| 23.12.2009 Pleitersheim
Erinnern Sie sich noch an Juliette Bodenseh? Das
Mädchen leidet seit ihrer Geburt, bedingt durch einen
Sauerstoffmangel, an Infantiler Cerebral-Parese (ICP), verbunden
mit einer schweren Tetra-Spastik. Bereits 2006 starteten WochenSpiegel
und Förderverein Lützelsoon eine Spendenaktion für
Juliette, der so eine Delfintherapie ermöglicht wurde.
Seitdem hat sie erstaunliche Fortschritte gemacht.
2006 - Juliette mit ihrer Mutter und die Delfindame
Flora.
Nach der Delfintherapie in Jalta (Ukraine) hat sich die Wahrnehmung
von Juliette deutlich verbessert. Zudem hörten die schweren
epileptischen Anfälle, unter denen das Mädchen leidet,
für rund ein halbes Jahr vollständig auf.
Dank der vielen großzügigen Spender konnte sie
sich seit 2007 außerdem mehrfach der Adeli-Therapie
unterziehen. Mit Hilfe des Adeli-Anzugs, der aus dem russischen
Raumfahrtprogramm stammt, werden dabei umfangreiche krankengymnastische
Übungen ausgeführt. Die jeweils zweiwöchigen
Aufenthalte in der Slowakei sind für die motorische Entwicklung
der heute Siebenjährigen nahezu unentbehrlich.
Daneben nutzen die Eltern viele weitere Möglichkeiten,
ihrer Tochter zu helfen: Ergotherapie, Tomatis-Hörtherapie
in Belgien, Hippo-Therapie in Gensingen-Horrweiler, Homöopathie,
Akupunktur und Osteopathie.
Juliette ist nach wie vor an ihren Rollstuhl gebunden und
kann nicht sprechen. Ihrer Umwelt teilt sie sich durch Gestik
un Mimik sowie mit Hilfe einer Schalterbedienung mit. Demnächst
bekommt die Siebenjährige einen Lerncomputer mit Augensteuerung,
der ihr die Kommunikation erleichtern wird.
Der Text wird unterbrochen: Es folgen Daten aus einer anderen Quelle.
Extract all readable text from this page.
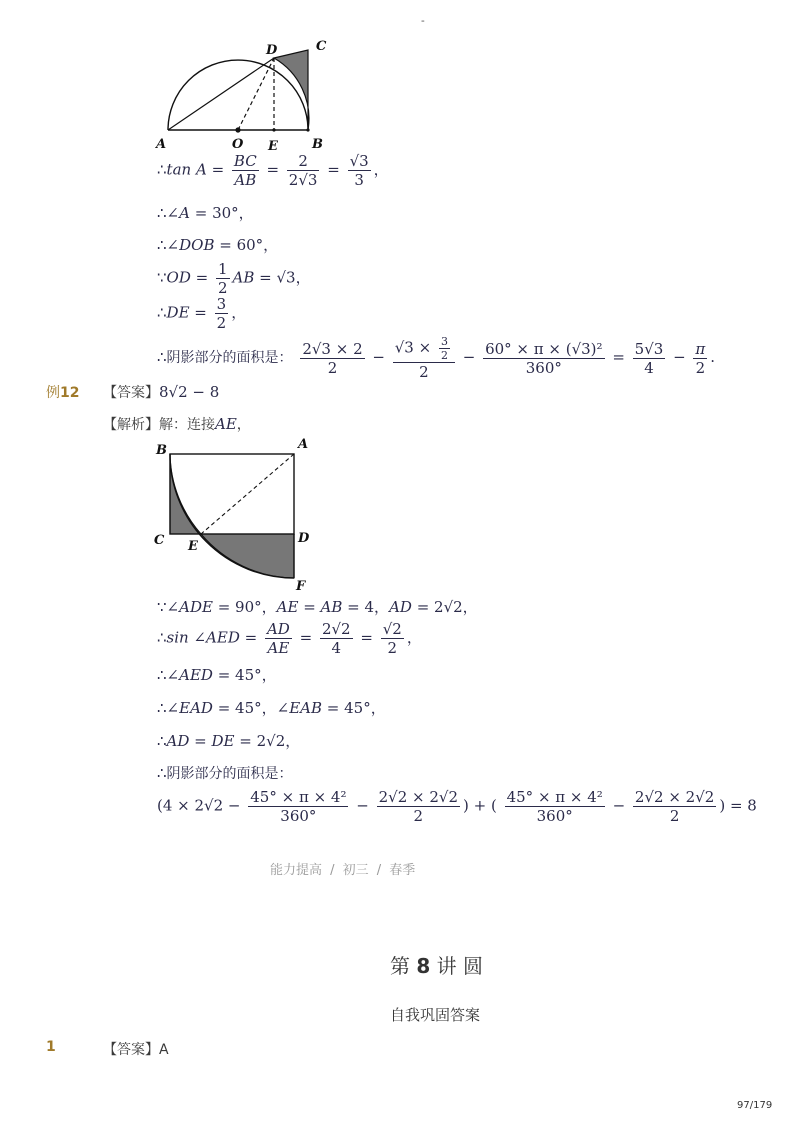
-
A	O E	B
D	C
∴tan $A = \frac{BC}{AB} = \frac{2}{2√3} = \frac{√3}{3}$ ，
∴∠A = 30°，
∴∠DOB = 60°，
∵OD = $\frac{1}{2}$ AB = √3，
∴DE = $\frac{3}{2}$ ，
∴阴影部分的面积是： $\frac{2√3 \times 2}{2} - \frac{√3 \times \frac{3}{2}}{2} - \frac{\text{60° × π × (√3)²}}{360^\circ} = \frac{5√3}{4} - \frac{\pi}{2}$ .
例12 【答案】8√2 − 8
【解析】解：连接AE，
B	A
C E
D
F
∵∠ADE = 90°，AE = AB = 4，AD = 2√2，
∴sin ∠AED = $\frac{AD}{AE} = \frac{2√2}{4} = \frac{√2}{2}$ ，
∴∠AED = 45°，
∴∠EAD = 45°，∠EAB = 45°，
∴AD = DE = 2√2，
∴阴影部分的面积是：
($4 \times 2√2 - \frac{\text{45° × π × 4²}}{360^\circ} - \frac{2√2 \times 2√2}{2}$ ) + ( $\frac{\text{45° × π × 4²}}{360^\circ} - \frac{2√2 \times 2√2}{2}$ ) = 8
能力提高 / 初三 / 春季
第 8 讲 圆
自我巩固答案
1	【答案】A
97/179
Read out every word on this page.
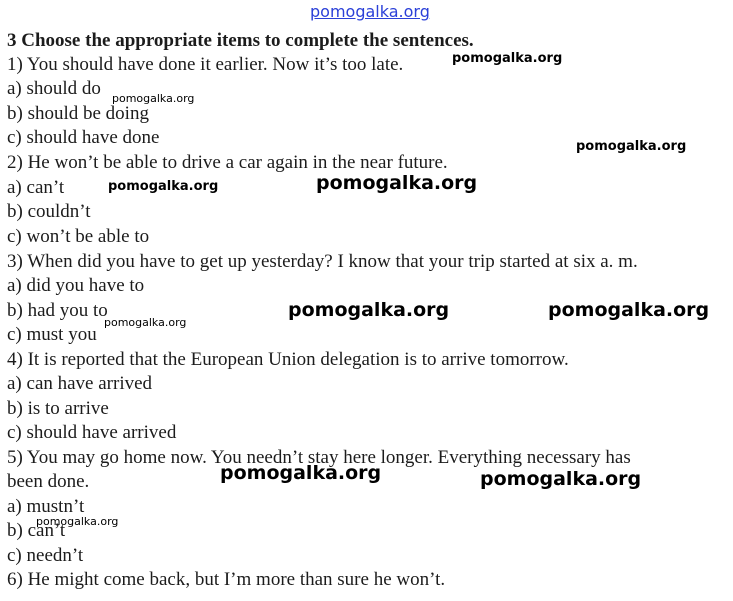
pomogalka.org
3 Choose the appropriate items to complete the sentences.
1) You should have done it earlier. Now it’s too late.
a) should do
b) should be doing
c) should have done
2) He won’t be able to drive a car again in the near future.
a) can’t
b) couldn’t
c) won’t be able to
3) When did you have to get up yesterday? I know that your trip started at six a. m.
a) did you have to
b) had you to
c) must you
4) It is reported that the European Union delegation is to arrive tomorrow.
a) can have arrived
b) is to arrive
c) should have arrived
5) You may go home now. You needn’t stay here longer. Everything necessary has
been done.
a) mustn’t
b) can’t
c) needn’t
6) He might come back, but I’m more than sure he won’t.
pomogalka.org
pomogalka.org
pomogalka.org
pomogalka.org	pomogalka.org
pomogalka.org	pomogalka.org
pomogalka.org
pomogalka.org	pomogalka.org
pomogalka.org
Trotz all der Beeinträchtigungen hat das aufgeweckte,
lebensfrohe Kind in den letzten Jahren eine erfreuliche kognitive
Entwicklung durchlebt. Ihr größter Erfolg: "Seit
Sommer besucht Juliette die Bethesda-Schule der Kreuznacher
Diakonie. Ihr macht das richtig viel Spaß und sie ist
ganz begierig auf die Lerninhalte. Kaum jemand hätte
es für möglich gehalten, aber Juliette kann mittlerweile
lesen, buchstabieren und schreiben" freut sich die Mutter
Isabelle.
Ihr Wunsch für die Zukunft: "Juliette soll später
als junge Frau selbst entscheiden können, wie sie leben
will. Sie soll nicht zwangsläufig in einem Heim oder
einer Diakonieeinrichtung untergebracht werden. Die Voraussetzungen
dafür sollen jetzt geschaffen werden."
Helfen Sie Juliette!
Die Therapien stellen für die Familie eine ganz große
finanzielle Belastung dar, denn die Krankenkasse übernimmt
nur einen geringen Teil der Kosten. Trotzdem soll Juliette
eine weitere Delfintherapie ermöglicht werden, um ihre
motorische und insbesondere kognitive Entwicklung zu fördern.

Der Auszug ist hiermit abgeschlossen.